Tiffany Eberle Kriner
University of Wisconsin-Madison
tjeberle@wisc.edu

 

Taking Chances: “Poethical” Risk and Reader Acknowledgment in the Writings of John Cage and Joan Retallack

In this paper, I will argue that John Cage’s and Joan Retallack’s uses of chance operations create texts that operate as performance spaces where writers and readers meet in what Retallack has called “complex realist conversation.” The intersection of chance and intention is central for the kind of project that Retallack has designated as

“poethics,” that is, “what we make of events as we use language in the present, how we continually create an ethos of the way in which events are understood.” In Cage’s essays and lectures, such as those that comprise Silence (1961) and I-VI: methodstructure… (1990), he uses randomness to distance his compositions from his controlling

intentions. The texts produced thus allow greater space for the reader to exercise agency in creating meaning within the parameters established by the author/composer. Retallack’s poems and essays, such as those found in AFTERRIMAGES (1995), How to Do Things with Words (1998), and The Poethical Wager (2003), enact a similar project of ethically charged conversation, calling on the reader to resist familiar models of intelligibility in order to remain sensitive to unexpected “swerves” of attention that challenge our common modes of interpretation.

Mark Cantrell
University of Wisconsin-Madison
mcantrel@wisc.edu

 

“A Wholly Unnatural Inclusiveness”: Ethics and Form in the Work of Claudia Keelan and Brenda Hillman

Recent experimental directions in American poetry have been driven by feminist ideologies. I will focus on work by Claudia Keelan and Brenda Hillman. Each has broken from the received tradition of the first-person lyric to invent inclusive poetic syntax. Keelan’s poetics work at the level of the pronoun to blur distinctions of number, gender, and subject/object position. The resulting “wholly unnatural” grammar, redistributes agency and social power in the “Utopic” world of the poem. Brenda Hillman’s career-long interests in the relationship between material physics and spirituality have led her to a new voice in Cascadia (2001). The collection embodies California geology in poetic form, with the decentered speaker locating her (it?) self in a variety of cultural, natural, and personal spaces. Again, Hillman’s strategy works to undermine some of the privileges associated with the traditional, first-person, removed-from-the-world, poetic speaker. Her purposes, however, differ from Keelan’s. While Keelan’s explicit interests in social justice drive her utopic grammar, Hillman puts the reader in contact with transcendent energies on macro- and micro-scopic levels, inferring some of her environmental and political messages.

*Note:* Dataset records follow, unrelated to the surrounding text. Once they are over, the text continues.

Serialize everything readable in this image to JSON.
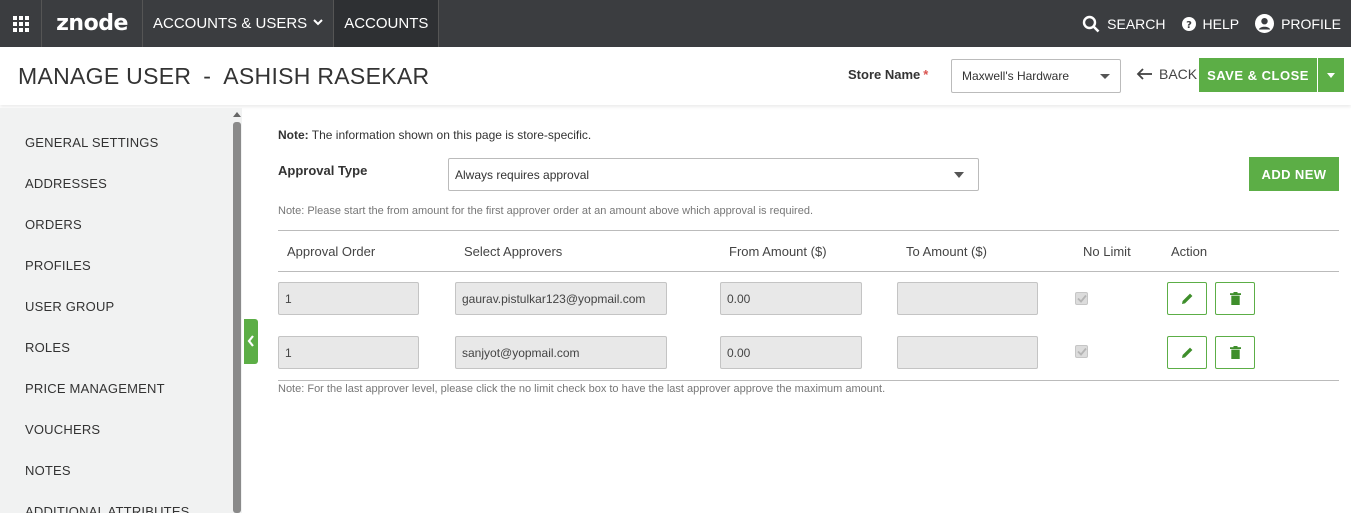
{
  "topnav": {
    "apps_icon": "grid-icon",
    "logo": "znode",
    "menu": [
      {
        "label": "ACCOUNTS & USERS",
        "has_dropdown": true
      },
      {
        "label": "ACCOUNTS",
        "active": true
      }
    ],
    "right": [
      {
        "label": "SEARCH",
        "icon": "search-icon"
      },
      {
        "label": "HELP",
        "icon": "help-icon"
      },
      {
        "label": "PROFILE",
        "icon": "user-icon"
      }
    ]
  },
  "header": {
    "title_prefix": "MANAGE USER",
    "title_sep": "-",
    "title_name": "ASHISH RASEKAR",
    "store_label": "Store Name",
    "store_required": "*",
    "store_value": "Maxwell's Hardware",
    "back_label": "BACK",
    "save_close_label": "SAVE & CLOSE"
  },
  "sidebar": {
    "items": [
      "GENERAL SETTINGS",
      "ADDRESSES",
      "ORDERS",
      "PROFILES",
      "USER GROUP",
      "ROLES",
      "PRICE MANAGEMENT",
      "VOUCHERS",
      "NOTES",
      "ADDITIONAL ATTRIBUTES"
    ]
  },
  "main": {
    "note_prefix": "Note:",
    "note_text": "The information shown on this page is store-specific.",
    "approval_type_label": "Approval Type",
    "approval_type_value": "Always requires approval",
    "add_new_label": "ADD NEW",
    "note_start": "Note: Please start the from amount for the first approver order at an amount above which approval is required.",
    "table": {
      "headers": [
        "Approval Order",
        "Select Approvers",
        "From Amount ($)",
        "To Amount ($)",
        "No Limit",
        "Action"
      ],
      "rows": [
        {
          "order": "1",
          "approver": "gaurav.pistulkar123@yopmail.com",
          "from": "0.00",
          "to": "",
          "no_limit": true
        },
        {
          "order": "1",
          "approver": "sanjyot@yopmail.com",
          "from": "0.00",
          "to": "",
          "no_limit": true
        }
      ]
    },
    "note_end": "Note: For the last approver level, please click the no limit check box to have the last approver approve the maximum amount."
  },
  "colors": {
    "nav_bg": "#3b3d40",
    "accent_green": "#5cae46",
    "sidebar_bg": "#f1f2f2"
  }
}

In my presentation, I will use recent poetic and non-fiction works by each writer to illustrate the ethics of their experimental poetics. Tentatively, I will plan to conclude by raising Bob Perelman’s phrase, “utopian prefiguration of liberation,” to describe these social poetics. Both Keelan and Hillman reach toward potential languages—Keelan: “our language will have to change for our culture to get better.” It’s interesting, I think, to raise the question of the impact those languages might have.